Consider the following code:
#include <iostream>
#include <string>
union U
{
std::string s;
U()
{
new(&s) std::string;
}
void Set(std::string new_s)
{
s.~basic_string();
new(&s) std::string(std::move(new_s));
}
~U()
{
s.~basic_string();
}
};
int main()
{
U u;
u.Set("foo");
std::cout << u.s << '\n'; // Do I need `std::launder` here?
}
I know that if I used a byte array instead of a union, I’d have to std::launder(&s) to access the string. But do I need it here?
The common sense answer seems to be "no", but then where does the standard bless unions to not need std::launder?
>Solution :
The member access expression u.s is simply defined to result in a lvalue to the s member subobject of the union. (That is true even if u.s is not in its lifetime, i.e. not active.) See [expr.ref]/6.2.
So there can’t be any need to launder. You already have a glvalue to the object you want.
Even if you start from a pointer to the union object instead and attempt to use a pointer cast approach, more similar to the byte array approach, then it will still work without std::launder, e.g.:
std::cout << *reinterpret_cast<std::string*>(&u) << '\n';
That is because a union object is pointer-interconvertible with any of its member subobjects per [basic.compound]/4.2, meaning that the reinterpret_cast will produce a pointer to the member subobject immediately per [expr.static.cast]/14.
std::launder is required if the result of a cast still points to the original object due to lack of pointer-interconvertibility between the source and the target object.

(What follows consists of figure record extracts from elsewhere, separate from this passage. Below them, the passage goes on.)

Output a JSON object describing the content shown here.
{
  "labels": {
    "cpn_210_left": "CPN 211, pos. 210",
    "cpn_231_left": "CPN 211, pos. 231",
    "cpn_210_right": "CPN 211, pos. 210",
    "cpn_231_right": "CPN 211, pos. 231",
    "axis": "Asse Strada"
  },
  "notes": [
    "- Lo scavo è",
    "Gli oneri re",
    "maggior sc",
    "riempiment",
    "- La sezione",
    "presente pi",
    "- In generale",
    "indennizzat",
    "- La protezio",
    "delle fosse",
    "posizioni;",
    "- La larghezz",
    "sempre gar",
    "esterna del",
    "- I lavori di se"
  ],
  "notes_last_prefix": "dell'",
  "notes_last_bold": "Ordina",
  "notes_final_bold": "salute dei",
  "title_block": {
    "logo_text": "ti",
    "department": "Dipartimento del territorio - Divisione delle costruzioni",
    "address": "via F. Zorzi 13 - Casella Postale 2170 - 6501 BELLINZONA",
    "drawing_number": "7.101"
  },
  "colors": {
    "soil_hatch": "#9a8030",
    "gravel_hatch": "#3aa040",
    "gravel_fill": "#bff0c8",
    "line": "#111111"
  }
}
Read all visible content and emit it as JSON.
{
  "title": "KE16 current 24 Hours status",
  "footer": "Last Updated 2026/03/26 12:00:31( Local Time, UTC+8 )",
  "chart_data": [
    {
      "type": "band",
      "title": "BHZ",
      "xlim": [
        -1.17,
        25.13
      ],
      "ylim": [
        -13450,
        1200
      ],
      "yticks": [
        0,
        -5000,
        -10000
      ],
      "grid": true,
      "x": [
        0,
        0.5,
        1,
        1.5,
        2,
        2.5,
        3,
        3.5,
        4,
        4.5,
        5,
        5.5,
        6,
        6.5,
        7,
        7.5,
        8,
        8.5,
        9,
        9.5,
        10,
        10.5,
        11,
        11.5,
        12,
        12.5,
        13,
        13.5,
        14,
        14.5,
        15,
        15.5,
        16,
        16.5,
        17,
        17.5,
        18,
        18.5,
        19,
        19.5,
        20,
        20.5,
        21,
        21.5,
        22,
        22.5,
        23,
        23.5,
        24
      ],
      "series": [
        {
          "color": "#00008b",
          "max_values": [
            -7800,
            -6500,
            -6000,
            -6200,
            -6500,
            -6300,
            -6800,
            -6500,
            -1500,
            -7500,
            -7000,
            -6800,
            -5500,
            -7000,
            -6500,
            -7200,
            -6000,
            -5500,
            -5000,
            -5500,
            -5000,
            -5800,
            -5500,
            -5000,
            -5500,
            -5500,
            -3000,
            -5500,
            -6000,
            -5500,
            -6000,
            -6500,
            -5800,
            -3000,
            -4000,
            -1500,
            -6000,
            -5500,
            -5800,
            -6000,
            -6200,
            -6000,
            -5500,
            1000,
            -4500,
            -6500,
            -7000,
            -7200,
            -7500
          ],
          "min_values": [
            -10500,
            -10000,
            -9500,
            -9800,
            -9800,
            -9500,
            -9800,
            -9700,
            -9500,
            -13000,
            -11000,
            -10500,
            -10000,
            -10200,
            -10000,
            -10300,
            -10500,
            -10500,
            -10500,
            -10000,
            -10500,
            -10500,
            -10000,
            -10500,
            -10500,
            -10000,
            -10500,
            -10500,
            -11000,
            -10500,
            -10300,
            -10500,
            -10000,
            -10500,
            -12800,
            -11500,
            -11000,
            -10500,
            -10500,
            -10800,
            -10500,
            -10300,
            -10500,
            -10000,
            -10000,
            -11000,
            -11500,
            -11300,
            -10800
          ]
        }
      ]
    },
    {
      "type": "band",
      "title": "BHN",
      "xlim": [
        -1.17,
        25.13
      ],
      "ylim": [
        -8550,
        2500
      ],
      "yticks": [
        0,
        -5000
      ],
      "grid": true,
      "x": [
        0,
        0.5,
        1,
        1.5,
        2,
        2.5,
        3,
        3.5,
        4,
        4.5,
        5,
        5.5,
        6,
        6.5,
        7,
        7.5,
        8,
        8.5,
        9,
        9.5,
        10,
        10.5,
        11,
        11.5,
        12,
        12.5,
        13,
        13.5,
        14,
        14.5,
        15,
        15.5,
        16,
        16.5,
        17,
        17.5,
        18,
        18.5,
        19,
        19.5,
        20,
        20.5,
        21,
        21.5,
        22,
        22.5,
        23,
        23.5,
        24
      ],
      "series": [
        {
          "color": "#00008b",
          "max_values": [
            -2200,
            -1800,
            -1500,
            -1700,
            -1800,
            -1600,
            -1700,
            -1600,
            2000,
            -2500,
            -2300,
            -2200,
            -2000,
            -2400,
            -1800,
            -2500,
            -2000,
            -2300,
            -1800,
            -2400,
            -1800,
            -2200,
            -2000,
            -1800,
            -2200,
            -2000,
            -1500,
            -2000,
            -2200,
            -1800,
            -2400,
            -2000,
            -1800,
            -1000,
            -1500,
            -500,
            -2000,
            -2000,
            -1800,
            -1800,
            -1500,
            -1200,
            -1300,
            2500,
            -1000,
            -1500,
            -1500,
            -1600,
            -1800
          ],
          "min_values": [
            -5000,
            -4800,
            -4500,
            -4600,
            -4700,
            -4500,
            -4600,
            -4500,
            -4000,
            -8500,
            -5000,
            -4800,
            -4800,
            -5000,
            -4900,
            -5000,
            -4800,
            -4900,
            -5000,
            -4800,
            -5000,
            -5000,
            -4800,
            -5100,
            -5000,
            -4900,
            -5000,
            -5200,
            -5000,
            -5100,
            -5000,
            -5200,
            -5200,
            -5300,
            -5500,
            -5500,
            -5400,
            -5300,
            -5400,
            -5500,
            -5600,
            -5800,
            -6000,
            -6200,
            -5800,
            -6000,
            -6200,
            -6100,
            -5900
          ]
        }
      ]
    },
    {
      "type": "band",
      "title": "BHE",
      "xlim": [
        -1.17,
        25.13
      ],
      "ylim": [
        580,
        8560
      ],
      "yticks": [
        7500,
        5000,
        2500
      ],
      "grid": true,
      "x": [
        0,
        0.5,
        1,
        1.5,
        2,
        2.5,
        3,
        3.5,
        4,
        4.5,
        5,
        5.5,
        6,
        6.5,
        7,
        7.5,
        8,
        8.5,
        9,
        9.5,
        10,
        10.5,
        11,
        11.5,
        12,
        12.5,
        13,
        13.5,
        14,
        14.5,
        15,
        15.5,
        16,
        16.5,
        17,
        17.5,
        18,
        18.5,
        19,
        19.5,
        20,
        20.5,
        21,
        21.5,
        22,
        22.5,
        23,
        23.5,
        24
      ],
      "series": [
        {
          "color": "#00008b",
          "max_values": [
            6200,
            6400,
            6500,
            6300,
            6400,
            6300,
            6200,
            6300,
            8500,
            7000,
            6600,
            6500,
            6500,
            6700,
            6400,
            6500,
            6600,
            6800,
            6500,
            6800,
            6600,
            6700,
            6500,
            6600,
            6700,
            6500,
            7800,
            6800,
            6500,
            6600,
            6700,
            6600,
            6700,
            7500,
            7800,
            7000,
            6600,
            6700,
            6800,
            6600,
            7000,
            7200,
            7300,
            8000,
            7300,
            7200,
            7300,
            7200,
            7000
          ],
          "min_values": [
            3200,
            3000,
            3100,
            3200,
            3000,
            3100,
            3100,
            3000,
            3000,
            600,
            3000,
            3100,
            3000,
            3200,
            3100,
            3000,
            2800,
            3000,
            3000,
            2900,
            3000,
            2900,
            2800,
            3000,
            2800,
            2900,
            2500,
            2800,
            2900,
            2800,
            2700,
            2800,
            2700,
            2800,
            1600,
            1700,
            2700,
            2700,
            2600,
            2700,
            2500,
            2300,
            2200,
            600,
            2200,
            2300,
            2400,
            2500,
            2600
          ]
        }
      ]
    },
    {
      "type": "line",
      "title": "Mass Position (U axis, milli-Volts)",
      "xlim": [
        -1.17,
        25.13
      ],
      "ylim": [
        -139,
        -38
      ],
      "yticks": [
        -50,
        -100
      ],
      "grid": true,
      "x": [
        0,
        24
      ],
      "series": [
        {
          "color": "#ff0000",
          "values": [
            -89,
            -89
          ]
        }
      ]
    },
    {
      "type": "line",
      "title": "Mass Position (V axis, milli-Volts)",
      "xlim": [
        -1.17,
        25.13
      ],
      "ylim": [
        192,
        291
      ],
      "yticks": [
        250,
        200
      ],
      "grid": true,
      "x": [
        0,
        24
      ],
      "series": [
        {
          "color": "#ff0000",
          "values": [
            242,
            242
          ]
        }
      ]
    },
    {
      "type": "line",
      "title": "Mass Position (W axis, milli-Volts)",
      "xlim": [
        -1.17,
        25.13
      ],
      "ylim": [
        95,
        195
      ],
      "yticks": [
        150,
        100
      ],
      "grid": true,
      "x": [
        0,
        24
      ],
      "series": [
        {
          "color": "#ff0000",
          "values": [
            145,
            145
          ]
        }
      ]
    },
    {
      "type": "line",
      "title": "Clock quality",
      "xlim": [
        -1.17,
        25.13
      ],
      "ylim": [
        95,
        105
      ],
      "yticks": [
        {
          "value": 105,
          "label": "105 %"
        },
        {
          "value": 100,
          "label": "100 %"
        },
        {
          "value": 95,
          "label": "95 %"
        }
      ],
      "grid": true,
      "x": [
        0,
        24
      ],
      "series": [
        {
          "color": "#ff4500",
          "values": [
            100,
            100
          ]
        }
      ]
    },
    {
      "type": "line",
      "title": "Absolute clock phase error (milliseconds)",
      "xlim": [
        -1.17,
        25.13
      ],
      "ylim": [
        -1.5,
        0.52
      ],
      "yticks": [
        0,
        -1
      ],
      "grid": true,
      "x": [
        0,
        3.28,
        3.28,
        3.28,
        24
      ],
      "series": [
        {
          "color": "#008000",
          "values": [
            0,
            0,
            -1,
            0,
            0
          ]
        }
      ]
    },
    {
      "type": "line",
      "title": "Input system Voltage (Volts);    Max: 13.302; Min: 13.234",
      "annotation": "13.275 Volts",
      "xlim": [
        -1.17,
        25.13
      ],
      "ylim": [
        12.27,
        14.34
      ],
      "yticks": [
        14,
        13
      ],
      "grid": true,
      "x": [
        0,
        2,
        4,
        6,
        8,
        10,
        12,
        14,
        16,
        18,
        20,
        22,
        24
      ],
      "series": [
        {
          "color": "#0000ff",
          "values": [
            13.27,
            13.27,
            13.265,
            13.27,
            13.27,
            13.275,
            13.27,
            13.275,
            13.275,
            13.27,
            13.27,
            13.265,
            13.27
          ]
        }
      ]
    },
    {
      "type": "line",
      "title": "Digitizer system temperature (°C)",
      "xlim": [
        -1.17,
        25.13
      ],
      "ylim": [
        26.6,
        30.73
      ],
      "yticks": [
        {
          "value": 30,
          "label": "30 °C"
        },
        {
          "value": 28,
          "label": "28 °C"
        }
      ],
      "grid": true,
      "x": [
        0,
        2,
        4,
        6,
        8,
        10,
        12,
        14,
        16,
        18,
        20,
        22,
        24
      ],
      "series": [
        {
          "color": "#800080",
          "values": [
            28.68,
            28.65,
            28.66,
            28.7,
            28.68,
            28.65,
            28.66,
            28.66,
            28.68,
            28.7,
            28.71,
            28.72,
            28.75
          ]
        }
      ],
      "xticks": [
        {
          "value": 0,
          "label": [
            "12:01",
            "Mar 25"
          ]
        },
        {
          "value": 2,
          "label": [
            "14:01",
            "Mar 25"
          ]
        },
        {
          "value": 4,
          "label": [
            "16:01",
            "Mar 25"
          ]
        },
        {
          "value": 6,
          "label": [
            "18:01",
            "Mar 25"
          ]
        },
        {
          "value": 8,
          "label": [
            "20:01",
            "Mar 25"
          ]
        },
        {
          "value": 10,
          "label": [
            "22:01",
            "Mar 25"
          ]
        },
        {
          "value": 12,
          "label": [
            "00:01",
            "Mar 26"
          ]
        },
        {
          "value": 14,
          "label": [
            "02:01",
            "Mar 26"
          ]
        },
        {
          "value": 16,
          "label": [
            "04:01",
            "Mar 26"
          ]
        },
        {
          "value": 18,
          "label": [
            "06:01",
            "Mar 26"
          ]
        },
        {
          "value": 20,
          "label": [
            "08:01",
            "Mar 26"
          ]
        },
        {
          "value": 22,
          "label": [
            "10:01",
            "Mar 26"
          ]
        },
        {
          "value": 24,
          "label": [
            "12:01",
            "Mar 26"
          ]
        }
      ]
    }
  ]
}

And also, per [basic.object]/2 together with [basic.life]/8 the objects you create with new will become member subobjects of the union and s in u will designate the most recent such subobject, because they satisfy all of the requirements mentioned in those paragraphs (in particular exact overlap with s and exact type match with s).
Therefore s.u will also not accidentally refer to the previous std::string subobject that has been replaced with a later new.